Much of the horror comes from the idea that many of these objects, things, or people are part of a safe space, part of the nursery in which you grew up. They are objects of comfort or everyday use–and the betrayal hurts more than anything.
Monsters of Self
The most horrifying category is when humans become the monsters. It is my favorite form of monster. Goblins and ghouls and mythological creatures are all good fun, but exploring the depravity of human nature will always be popular not just in the horror genre.
Annie Wilkes is a famous example from Stephen King’s Misery, one of my favorite classic Stephen King novels. She is what many of us are: the ultimate fan girl. But her fanaticism creates a prison for romance writer Paul Sheldon, and his desire to escape vs Annie’s desire to keep her favorite character alive creates a tense situation. Even today we hear stories of fanatical fans who stalk celebrities and threaten spouses under the delusion that they will someday marry.

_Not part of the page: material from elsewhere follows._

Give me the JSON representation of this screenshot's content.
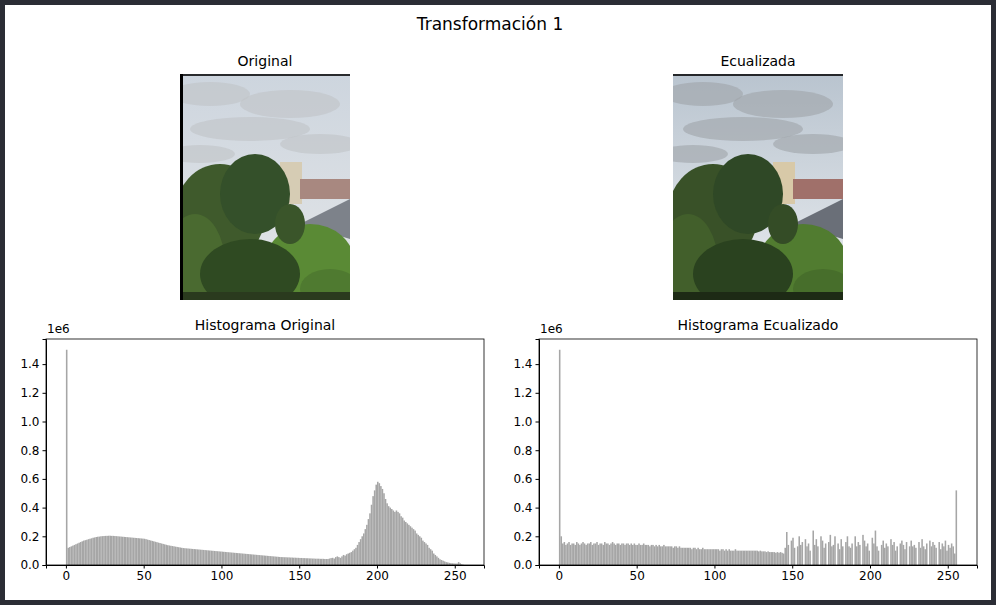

Human depravity will always manage to surprise us–the more you dig into true crime the more you realize that humans are the ultimate monsters. The horror genre becomes a mirror, a place to peer into the dark void and see what lies in the darkest of human minds.
Great modern horror has monsters that fall into one or more of these categories. Of course, there are many more types and many more ideas horror has and will explore. There are new ideas every day, and I can’t wait to read what horror comes next for the rest of 2021 and beyond.